Spec. note: the bristles should always be placed in the down position when drying so all the remaining water drains out of the bristle clusters.

If you leave the brush sitting with the bristles pointing up, the remaining water will pool around the bristles, and with time, the glue holding the bristle bunches will weaken, and then the bunch of bristles will fall out, leaving you with a lovely black hole.

It's better for your hair if you clean your brush every other day, if possible.

eternalknot
July 21st, 2011, 04:12 AM
I have so much to learn.

I use coconut (successfully) on my face and body, and figured it was a natural progression to add it to my hair ends.
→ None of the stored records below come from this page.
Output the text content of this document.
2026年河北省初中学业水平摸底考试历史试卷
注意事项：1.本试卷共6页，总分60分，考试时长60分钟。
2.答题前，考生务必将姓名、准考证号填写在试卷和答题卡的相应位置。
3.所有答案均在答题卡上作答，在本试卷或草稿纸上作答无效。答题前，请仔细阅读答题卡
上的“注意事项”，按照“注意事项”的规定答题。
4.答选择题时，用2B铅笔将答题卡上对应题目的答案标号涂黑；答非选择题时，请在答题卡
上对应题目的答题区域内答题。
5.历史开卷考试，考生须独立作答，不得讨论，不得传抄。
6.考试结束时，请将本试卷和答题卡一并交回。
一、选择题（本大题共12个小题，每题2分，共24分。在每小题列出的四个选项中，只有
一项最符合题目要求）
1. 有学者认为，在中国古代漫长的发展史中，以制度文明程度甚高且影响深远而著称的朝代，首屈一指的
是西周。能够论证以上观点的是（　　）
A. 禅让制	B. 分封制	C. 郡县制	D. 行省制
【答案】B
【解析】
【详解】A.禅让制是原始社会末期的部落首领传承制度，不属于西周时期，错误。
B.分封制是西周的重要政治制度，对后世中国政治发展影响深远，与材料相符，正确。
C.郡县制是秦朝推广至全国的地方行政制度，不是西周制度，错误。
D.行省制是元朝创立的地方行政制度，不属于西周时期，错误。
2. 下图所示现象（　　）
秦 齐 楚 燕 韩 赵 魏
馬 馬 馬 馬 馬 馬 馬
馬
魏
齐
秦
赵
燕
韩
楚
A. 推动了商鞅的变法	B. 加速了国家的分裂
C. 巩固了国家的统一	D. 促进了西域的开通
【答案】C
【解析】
Like the other poster, I noticed it left my hair crunchy - not quite worse, but definitely no better. I thought it meant I wasn't using enough, and I had no idea one could overoil the hair.
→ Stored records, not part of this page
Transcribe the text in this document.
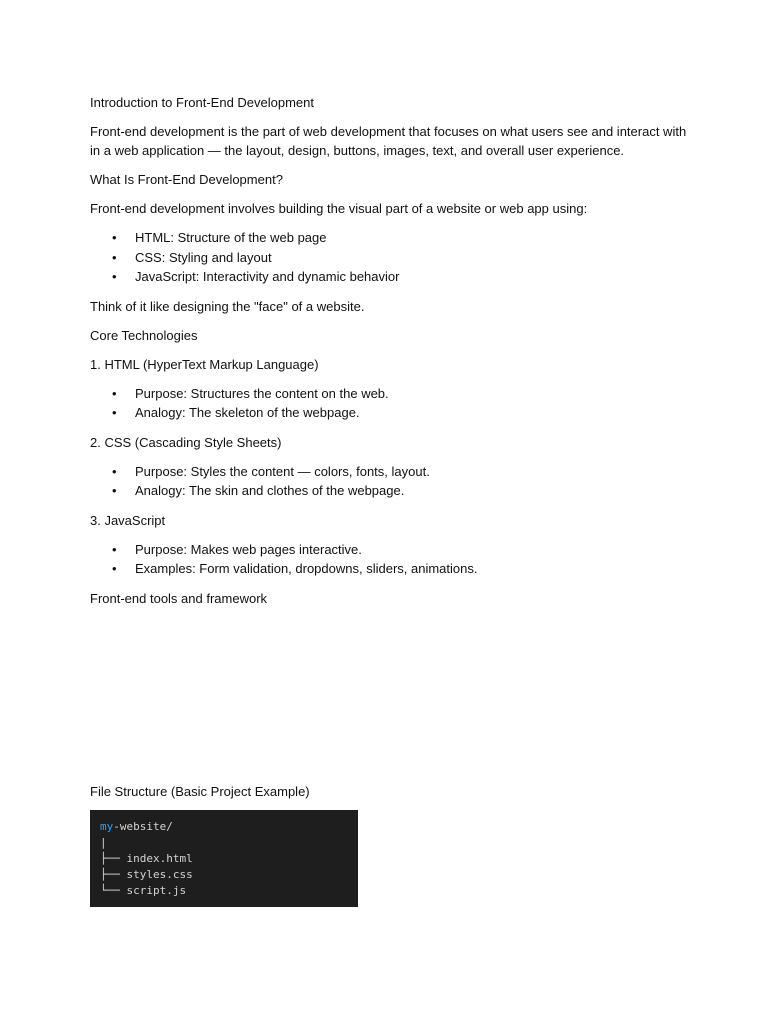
Introduction to Front-End Development

Front-end development is the part of web development that focuses on what users see and interact with in a web application — the layout, design, buttons, images, text, and overall user experience.

What Is Front-End Development?

Front-end development involves building the visual part of a website or web app using:

• HTML: Structure of the web page
• CSS: Styling and layout
• JavaScript: Interactivity and dynamic behavior

Think of it like designing the "face" of a website.

Core Technologies

1. HTML (HyperText Markup Language)

• Purpose: Structures the content on the web.
• Analogy: The skeleton of the webpage.

2. CSS (Cascading Style Sheets)

• Purpose: Styles the content — colors, fonts, layout.
• Analogy: The skin and clothes of the webpage.

3. JavaScript

• Purpose: Makes web pages interactive.
• Examples: Form validation, dropdowns, sliders, animations.

Front-end tools and framework

File Structure (Basic Project Example)

my-website/
|
├── index.html
├── styles.css
└── script.js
I'm glad to see some people simply have issues with coconut oil, and that it's not just me or something I'm doing wrong. I'll have to try the EVOO. I wonder if it's a certain hair type that doesen't do well with coconut oil?

alwayssmiling
July 21st, 2011, 05:18 AM
I was the same when I first started at LHC. I was putting loads of coconut oil on every night before I went to bed to shampoo out in the morning, the more it went crunchy the more I applied. I took me ages to work out it was the coconut oil that was making it dry. I stopped using it and my hair quickly became better. I now use coconut with great success - just a little perhaps lightly every 3 days . If it looks even romotely greasy I have used way too much. I prefer it either before I shampoo, or as a leave in on damp hair. If I have braids in I will do my tassles with a tiny amount.

naereid
July 21st, 2011, 06:47 AM
Both coconut and jojoba oil were bad for my hair. Crunchy ends, stiff and stringy hair, didn't calm down the frizz at all... But I stubbornly kept using them for years because they're the best oils for the majority of LHC. If the most popular oils don't work for me, the less popular oils must be even worse, right?

Wrong, of course. :p I was recently just about to give up on oiling when I bought some almond oil as a last shot. Suddenly, oiling made my hair soft instead of stiff! That just went against everything I experienced in the past 2 years! Whoa! :laugh:

So my advice would be to try out another type of oil and see what happens.